The Definitive FAQ on AIG

The Definitive FAQ on AIG

Everything you don’t understand about the historic bailout.

Posted Wednesday, September 17, 2008 - 5:10pm

A whole bunch of things, but of chief concern for our purposes, AIG insured against the default of mortgage-backed securities. AIG’s financial insurance model is based on something called credit-default swaps. AIG makes a ton of profit when payments are made to the financial houses it insures but incurs hefty losses when AIG has to reimburse its clients because payments never came in. For the past year, payments have not been coming in. That caused various dominoes to fall, including downgraded credit ratings, an increase in collateral, and a realization that that collateral didn’t exist.

The Fed’s decision:

Why is it historic for the government to be purchasing a majority share of AIG?

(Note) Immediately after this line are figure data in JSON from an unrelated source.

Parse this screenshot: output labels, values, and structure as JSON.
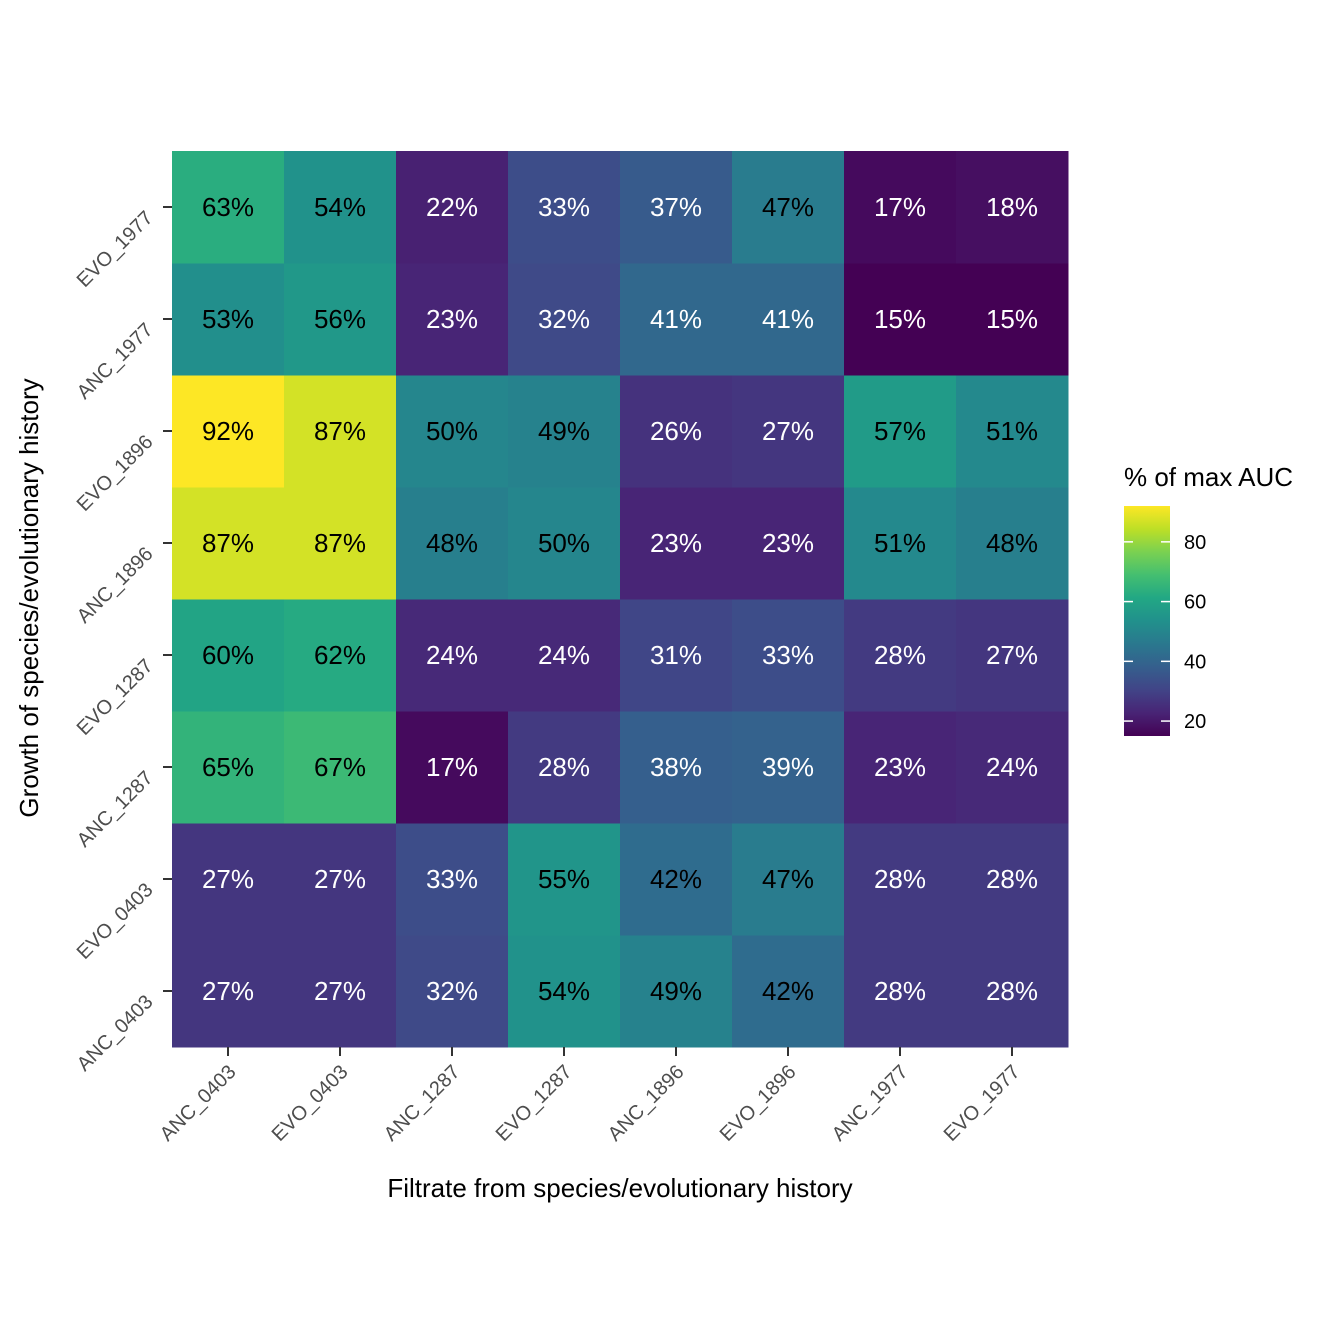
{
  "chart_data": {
    "type": "heatmap",
    "title": "",
    "xlabel": "Filtrate from species/evolutionary history",
    "ylabel": "Growth of species/evolutionary history",
    "x_categories": [
      "ANC_0403",
      "EVO_0403",
      "ANC_1287",
      "EVO_1287",
      "ANC_1896",
      "EVO_1896",
      "ANC_1977",
      "EVO_1977"
    ],
    "y_categories": [
      "ANC_0403",
      "EVO_0403",
      "ANC_1287",
      "EVO_1287",
      "ANC_1896",
      "EVO_1896",
      "ANC_1977",
      "EVO_1977"
    ],
    "values": [
      [
        27,
        27,
        32,
        54,
        49,
        42,
        28,
        28
      ],
      [
        27,
        27,
        33,
        55,
        42,
        47,
        28,
        28
      ],
      [
        65,
        67,
        17,
        28,
        38,
        39,
        23,
        24
      ],
      [
        60,
        62,
        24,
        24,
        31,
        33,
        28,
        27
      ],
      [
        87,
        87,
        48,
        50,
        23,
        23,
        51,
        48
      ],
      [
        92,
        87,
        50,
        49,
        26,
        27,
        57,
        51
      ],
      [
        53,
        56,
        23,
        32,
        41,
        41,
        15,
        15
      ],
      [
        63,
        54,
        22,
        33,
        37,
        47,
        17,
        18
      ]
    ],
    "value_suffix": "%",
    "colorscale": "viridis",
    "color_range": [
      15,
      92
    ],
    "legend": {
      "title": "% of max AUC",
      "ticks": [
        20,
        40,
        60,
        80
      ],
      "placement": "right"
    }
  }
}
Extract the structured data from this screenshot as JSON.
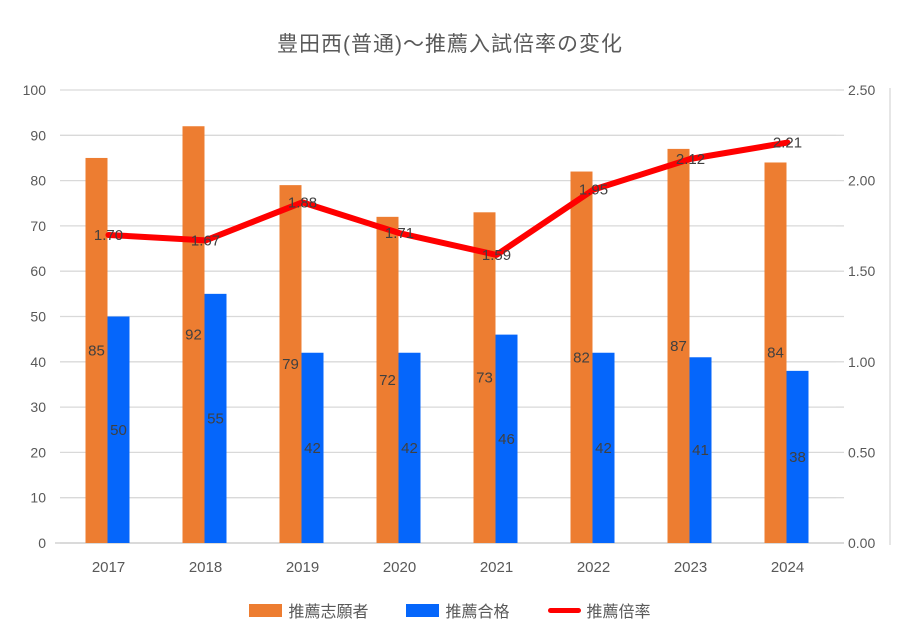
{
  "chart_data": {
    "type": "combo",
    "title": "豊田西(普通)～推薦入試倍率の変化",
    "categories": [
      "2017",
      "2018",
      "2019",
      "2020",
      "2021",
      "2022",
      "2023",
      "2024"
    ],
    "series": [
      {
        "name": "推薦志願者",
        "type": "bar",
        "axis": "left",
        "color": "#ED7D31",
        "values": [
          85,
          92,
          79,
          72,
          73,
          82,
          87,
          84
        ],
        "labels": [
          "85",
          "92",
          "79",
          "72",
          "73",
          "82",
          "87",
          "84"
        ]
      },
      {
        "name": "推薦合格",
        "type": "bar",
        "axis": "left",
        "color": "#0566FB",
        "values": [
          50,
          55,
          42,
          42,
          46,
          42,
          41,
          38
        ],
        "labels": [
          "50",
          "55",
          "42",
          "42",
          "46",
          "42",
          "41",
          "38"
        ]
      },
      {
        "name": "推薦倍率",
        "type": "line",
        "axis": "right",
        "color": "#FF0000",
        "values": [
          1.7,
          1.67,
          1.88,
          1.71,
          1.59,
          1.95,
          2.12,
          2.21
        ],
        "labels": [
          "1.70",
          "1.67",
          "1.88",
          "1.71",
          "1.59",
          "1.95",
          "2.12",
          "2.21"
        ]
      }
    ],
    "left_axis": {
      "min": 0,
      "max": 100,
      "step": 10,
      "tick_labels": [
        "0",
        "10",
        "20",
        "30",
        "40",
        "50",
        "60",
        "70",
        "80",
        "90",
        "100"
      ]
    },
    "right_axis": {
      "min": 0,
      "max": 2.5,
      "step": 0.5,
      "tick_labels": [
        "0.00",
        "0.50",
        "1.00",
        "1.50",
        "2.00",
        "2.50"
      ]
    },
    "grid": true,
    "legend_position": "bottom",
    "style": {
      "gridline_color": "#D9D9D9",
      "axis_line_color": "#C9C9C9",
      "axis_text_color": "#595959",
      "data_label_color": "#404040",
      "title_color": "#595959"
    }
  }
}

Before the government decided to make its loan in exchange for rights to AIG’s stock, it encouraged the private sector to lend AIG money instead. Nobody took the bait. Now the Fed—whose mission includes regulating banks, not insurers—is dealing with an insurance company who does business with banks. Awkward.

Why didn’t the government decide to bail out Lehman?

The government decided that Lehman wasn’t interconnected enough to totally implode the financial system. Many of Lehman’s assets have already been gobbled up by Barclays, who walked away from a full purchase of Lehman when the U.S. government wouldn’t guarantee potential losses incurred from Lehman assets. The government believed Lehman assets that nobody picks up would bend the financial system (because people wouldn’t recoup their investments) but not break it. AIG, however, was thought to have extremely interconnected toxic assets that would cripple the financial system if it lay fallow.